Test of symmetric entropy score in global proportions.

Differential proportion test - more than two conditions

The test of differences in proportions available in LotOfCells can be done with more than 2 conditions, by computing a Kendall rank correlation coefficient. To compare the proportions of a specific class between several conditions we will need to define the classes and the order in which they will be compared from the column specified in main_variable, the correlation (positive and negative) will be tested following the order defined. Optionally, like introduced above, we can set the sample_id column (or other sub-class level) to include the per-sample heterogeneity in the computational simulation.

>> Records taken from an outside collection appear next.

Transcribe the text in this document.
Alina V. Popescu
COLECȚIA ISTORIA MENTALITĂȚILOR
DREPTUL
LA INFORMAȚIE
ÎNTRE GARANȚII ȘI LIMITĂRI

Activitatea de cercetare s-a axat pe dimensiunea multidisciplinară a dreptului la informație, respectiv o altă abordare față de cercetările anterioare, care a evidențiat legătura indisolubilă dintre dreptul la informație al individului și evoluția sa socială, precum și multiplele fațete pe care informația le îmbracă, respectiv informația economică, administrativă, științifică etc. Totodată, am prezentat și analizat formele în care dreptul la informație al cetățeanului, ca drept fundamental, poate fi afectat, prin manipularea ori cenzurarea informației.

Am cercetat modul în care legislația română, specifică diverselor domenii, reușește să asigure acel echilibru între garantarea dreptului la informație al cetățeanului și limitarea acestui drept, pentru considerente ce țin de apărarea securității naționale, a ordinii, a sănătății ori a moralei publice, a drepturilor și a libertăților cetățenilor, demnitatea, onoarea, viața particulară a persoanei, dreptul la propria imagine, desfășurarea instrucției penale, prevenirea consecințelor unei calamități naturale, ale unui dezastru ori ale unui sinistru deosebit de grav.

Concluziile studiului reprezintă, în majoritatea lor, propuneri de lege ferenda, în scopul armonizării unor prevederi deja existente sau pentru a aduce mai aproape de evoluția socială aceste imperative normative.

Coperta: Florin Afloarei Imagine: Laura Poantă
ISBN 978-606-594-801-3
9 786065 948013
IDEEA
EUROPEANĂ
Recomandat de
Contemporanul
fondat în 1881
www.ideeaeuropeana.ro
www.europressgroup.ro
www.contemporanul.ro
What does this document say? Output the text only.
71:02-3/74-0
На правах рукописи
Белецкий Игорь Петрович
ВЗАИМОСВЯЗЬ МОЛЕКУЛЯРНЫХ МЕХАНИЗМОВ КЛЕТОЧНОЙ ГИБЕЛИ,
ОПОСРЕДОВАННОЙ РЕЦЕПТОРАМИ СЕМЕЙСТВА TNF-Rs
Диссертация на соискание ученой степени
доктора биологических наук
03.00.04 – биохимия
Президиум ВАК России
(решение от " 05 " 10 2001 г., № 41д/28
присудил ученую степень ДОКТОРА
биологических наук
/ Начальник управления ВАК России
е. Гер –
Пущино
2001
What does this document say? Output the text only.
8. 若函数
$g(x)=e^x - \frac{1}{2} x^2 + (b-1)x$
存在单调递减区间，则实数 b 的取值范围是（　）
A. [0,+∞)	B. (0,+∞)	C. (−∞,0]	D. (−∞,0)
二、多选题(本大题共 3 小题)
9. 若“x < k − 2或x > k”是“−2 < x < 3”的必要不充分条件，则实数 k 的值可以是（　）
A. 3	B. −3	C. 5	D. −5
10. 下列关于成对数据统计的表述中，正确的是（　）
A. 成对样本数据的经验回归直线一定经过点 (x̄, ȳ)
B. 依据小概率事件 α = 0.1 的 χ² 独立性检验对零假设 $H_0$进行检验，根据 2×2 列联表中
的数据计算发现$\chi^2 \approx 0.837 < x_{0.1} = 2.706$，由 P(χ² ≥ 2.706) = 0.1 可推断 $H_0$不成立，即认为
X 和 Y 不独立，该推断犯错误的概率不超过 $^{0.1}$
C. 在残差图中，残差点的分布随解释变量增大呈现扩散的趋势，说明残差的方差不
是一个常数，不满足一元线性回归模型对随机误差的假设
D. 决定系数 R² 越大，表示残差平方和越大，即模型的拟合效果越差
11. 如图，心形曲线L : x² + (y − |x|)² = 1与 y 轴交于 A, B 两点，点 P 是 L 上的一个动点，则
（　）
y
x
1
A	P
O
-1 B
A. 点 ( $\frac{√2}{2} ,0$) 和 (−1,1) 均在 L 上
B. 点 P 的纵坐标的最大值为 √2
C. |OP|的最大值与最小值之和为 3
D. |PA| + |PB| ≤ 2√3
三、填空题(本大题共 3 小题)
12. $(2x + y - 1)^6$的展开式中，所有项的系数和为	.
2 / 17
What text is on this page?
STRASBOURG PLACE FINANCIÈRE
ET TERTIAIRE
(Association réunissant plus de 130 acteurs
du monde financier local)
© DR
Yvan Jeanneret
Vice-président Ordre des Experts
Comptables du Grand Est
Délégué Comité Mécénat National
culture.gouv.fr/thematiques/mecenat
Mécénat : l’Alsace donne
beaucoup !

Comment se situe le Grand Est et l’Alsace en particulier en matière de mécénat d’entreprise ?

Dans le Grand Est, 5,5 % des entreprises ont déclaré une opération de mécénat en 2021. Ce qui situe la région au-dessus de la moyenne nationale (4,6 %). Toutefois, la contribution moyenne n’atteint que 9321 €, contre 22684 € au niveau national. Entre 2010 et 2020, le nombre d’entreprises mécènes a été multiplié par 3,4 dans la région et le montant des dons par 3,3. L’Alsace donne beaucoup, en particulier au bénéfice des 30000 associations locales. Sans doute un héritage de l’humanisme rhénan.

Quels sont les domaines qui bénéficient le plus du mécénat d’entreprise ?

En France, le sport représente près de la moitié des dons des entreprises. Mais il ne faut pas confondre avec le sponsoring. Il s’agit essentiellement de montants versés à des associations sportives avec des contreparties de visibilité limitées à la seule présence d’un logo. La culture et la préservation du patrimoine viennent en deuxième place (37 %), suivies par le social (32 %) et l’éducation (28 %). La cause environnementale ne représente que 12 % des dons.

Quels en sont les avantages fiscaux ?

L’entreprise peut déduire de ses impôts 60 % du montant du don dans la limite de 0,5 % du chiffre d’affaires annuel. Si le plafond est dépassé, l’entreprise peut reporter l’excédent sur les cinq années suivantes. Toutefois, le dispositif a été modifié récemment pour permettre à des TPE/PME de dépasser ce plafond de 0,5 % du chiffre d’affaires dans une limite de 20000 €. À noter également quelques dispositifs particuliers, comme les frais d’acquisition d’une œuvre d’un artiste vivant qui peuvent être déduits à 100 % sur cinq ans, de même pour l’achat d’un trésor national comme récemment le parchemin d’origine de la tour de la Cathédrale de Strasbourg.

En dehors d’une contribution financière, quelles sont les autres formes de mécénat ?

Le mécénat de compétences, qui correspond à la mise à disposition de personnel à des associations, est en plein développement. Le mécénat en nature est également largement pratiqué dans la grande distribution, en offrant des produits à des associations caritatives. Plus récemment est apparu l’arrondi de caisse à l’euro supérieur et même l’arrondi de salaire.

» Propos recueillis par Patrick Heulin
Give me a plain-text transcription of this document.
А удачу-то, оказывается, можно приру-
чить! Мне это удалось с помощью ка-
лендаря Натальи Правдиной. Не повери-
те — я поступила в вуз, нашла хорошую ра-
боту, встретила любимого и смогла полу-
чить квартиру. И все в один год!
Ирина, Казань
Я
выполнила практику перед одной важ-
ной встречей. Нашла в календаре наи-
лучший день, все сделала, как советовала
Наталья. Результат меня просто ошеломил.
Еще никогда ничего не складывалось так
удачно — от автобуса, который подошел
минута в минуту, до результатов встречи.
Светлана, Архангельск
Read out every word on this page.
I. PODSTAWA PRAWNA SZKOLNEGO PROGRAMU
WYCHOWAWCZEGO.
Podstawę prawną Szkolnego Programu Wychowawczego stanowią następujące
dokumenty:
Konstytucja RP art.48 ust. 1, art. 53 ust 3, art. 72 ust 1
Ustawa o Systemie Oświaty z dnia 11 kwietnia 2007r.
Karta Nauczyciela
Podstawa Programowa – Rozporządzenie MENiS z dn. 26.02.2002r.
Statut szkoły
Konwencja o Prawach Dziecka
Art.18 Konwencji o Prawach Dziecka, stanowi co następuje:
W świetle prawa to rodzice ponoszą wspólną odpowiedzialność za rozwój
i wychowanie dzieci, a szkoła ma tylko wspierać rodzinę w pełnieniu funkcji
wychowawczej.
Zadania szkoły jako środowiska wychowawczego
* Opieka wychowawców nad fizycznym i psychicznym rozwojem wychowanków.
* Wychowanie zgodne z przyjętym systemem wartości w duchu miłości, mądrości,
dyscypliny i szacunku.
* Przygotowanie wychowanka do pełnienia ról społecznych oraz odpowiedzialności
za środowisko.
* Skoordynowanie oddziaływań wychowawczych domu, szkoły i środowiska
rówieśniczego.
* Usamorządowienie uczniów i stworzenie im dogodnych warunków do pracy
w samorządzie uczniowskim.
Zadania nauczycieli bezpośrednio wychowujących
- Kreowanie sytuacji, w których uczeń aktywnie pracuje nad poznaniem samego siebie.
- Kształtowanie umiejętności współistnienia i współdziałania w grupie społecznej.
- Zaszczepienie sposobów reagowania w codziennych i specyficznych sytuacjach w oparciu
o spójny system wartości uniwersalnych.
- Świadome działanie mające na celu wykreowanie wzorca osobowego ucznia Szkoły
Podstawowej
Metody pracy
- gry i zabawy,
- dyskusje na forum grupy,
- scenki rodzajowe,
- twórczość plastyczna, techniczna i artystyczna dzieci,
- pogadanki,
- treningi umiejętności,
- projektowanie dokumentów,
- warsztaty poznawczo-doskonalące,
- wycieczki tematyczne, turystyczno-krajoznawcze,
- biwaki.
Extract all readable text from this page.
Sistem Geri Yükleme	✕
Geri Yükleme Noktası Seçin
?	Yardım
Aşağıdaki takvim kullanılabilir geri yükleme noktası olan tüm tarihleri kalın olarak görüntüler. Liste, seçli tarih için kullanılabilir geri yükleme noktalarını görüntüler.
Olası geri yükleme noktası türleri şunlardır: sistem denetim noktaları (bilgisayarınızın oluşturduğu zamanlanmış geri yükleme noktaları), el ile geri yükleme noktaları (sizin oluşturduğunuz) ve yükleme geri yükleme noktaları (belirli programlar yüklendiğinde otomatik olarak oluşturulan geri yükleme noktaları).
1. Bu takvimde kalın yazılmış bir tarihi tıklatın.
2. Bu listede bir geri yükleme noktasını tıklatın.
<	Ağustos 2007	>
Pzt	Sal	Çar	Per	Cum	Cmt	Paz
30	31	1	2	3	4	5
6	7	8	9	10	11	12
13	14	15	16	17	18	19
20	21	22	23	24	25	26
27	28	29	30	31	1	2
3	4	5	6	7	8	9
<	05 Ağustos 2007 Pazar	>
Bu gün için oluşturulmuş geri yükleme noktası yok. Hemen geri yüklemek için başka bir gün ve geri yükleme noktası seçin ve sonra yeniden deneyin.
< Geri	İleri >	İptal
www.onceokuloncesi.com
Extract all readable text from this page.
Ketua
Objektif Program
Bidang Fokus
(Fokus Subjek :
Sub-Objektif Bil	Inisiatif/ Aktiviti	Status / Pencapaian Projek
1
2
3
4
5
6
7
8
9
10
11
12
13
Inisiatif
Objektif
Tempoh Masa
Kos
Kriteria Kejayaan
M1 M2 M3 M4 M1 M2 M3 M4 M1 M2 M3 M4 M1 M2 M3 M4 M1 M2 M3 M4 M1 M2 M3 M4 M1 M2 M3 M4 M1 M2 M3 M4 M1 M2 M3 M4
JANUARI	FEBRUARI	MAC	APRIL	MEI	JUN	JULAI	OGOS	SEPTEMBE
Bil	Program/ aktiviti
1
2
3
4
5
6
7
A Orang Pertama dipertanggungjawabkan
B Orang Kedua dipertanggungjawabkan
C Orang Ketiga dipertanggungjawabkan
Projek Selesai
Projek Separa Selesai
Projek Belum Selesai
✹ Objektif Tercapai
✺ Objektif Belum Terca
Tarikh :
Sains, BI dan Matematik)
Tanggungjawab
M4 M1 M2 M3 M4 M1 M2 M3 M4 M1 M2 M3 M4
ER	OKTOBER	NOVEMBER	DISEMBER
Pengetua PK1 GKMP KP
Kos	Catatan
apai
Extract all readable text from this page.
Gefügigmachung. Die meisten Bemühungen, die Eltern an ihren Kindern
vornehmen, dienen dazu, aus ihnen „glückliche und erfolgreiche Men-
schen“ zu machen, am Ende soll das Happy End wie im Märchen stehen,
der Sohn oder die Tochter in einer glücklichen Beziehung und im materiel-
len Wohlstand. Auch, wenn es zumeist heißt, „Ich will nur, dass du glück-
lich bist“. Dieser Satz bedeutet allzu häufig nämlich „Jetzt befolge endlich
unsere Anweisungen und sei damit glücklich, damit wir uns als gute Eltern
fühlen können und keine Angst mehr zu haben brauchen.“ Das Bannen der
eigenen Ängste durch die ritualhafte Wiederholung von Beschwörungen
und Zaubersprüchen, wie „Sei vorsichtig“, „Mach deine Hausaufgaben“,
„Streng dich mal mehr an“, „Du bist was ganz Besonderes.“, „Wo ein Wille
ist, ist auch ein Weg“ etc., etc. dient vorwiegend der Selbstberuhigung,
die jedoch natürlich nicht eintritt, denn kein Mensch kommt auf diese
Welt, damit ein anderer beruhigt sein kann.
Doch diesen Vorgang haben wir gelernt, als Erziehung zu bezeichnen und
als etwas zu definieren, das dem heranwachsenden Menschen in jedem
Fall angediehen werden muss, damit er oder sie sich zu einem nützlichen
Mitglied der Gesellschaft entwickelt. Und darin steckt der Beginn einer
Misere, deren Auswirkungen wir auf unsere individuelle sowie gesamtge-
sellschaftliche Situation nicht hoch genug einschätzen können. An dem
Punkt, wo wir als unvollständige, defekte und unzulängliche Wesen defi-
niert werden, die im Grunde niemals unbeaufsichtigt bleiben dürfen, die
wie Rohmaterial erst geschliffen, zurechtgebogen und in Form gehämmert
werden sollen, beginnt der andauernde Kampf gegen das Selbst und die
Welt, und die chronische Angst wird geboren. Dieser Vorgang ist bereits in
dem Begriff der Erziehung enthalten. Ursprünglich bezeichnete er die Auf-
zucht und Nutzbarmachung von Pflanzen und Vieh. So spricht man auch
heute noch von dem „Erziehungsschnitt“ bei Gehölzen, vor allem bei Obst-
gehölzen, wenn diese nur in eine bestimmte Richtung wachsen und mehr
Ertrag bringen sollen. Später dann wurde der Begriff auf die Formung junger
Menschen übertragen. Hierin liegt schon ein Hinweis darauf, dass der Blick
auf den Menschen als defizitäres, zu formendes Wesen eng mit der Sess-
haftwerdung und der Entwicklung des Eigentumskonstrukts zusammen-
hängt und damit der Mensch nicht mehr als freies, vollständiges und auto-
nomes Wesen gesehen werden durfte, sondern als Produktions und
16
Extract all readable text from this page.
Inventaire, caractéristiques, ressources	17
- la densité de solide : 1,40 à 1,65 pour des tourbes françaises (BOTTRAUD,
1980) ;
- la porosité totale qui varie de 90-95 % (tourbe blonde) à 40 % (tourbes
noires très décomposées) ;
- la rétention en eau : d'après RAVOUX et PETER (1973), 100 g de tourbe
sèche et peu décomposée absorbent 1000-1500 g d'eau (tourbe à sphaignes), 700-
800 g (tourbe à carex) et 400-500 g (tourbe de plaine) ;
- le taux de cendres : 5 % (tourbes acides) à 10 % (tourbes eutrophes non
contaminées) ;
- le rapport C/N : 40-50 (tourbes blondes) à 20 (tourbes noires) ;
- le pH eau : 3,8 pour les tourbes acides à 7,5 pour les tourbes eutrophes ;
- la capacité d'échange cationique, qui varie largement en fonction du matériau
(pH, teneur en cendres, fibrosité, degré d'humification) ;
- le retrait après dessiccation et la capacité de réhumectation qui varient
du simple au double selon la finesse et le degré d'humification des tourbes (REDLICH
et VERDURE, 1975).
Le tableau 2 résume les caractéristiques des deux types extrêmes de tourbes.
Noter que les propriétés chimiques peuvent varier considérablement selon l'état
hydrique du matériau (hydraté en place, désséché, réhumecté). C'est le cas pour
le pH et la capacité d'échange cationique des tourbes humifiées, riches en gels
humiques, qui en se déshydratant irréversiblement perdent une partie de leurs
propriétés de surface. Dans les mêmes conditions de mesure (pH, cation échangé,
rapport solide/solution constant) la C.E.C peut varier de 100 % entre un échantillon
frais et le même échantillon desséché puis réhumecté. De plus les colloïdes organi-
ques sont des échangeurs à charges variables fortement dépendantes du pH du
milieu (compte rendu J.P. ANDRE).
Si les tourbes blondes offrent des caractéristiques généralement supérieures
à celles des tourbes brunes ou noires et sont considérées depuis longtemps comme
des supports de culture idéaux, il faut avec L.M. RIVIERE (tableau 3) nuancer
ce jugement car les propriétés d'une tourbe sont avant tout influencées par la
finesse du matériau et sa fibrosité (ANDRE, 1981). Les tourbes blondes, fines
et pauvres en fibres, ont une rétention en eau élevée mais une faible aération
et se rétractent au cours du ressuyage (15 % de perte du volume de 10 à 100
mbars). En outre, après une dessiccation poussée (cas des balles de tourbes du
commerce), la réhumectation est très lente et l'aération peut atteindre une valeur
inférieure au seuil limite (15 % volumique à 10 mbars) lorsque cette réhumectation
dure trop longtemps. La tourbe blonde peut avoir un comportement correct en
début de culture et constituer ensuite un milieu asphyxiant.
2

# # Test of correlation for SEVERAL conditions using Kendall rank correlation
labelOrder <- c("time 0h","time 2h","time 4h")
results.3.conditions <- lotOfCells(scObject = meta.data,
                                main_variable = "times",
                                subtype_variable = "cell_type",
                                sample_id = "sample",
                                permutations = 1000,
                                labelOrder = labelOrder,
                                parallel = TRUE)
head(results.3.conditions)
dynamics_chart(gammaResults = results.3.conditions)

LotOfCells proportion test with more than 2 conditions.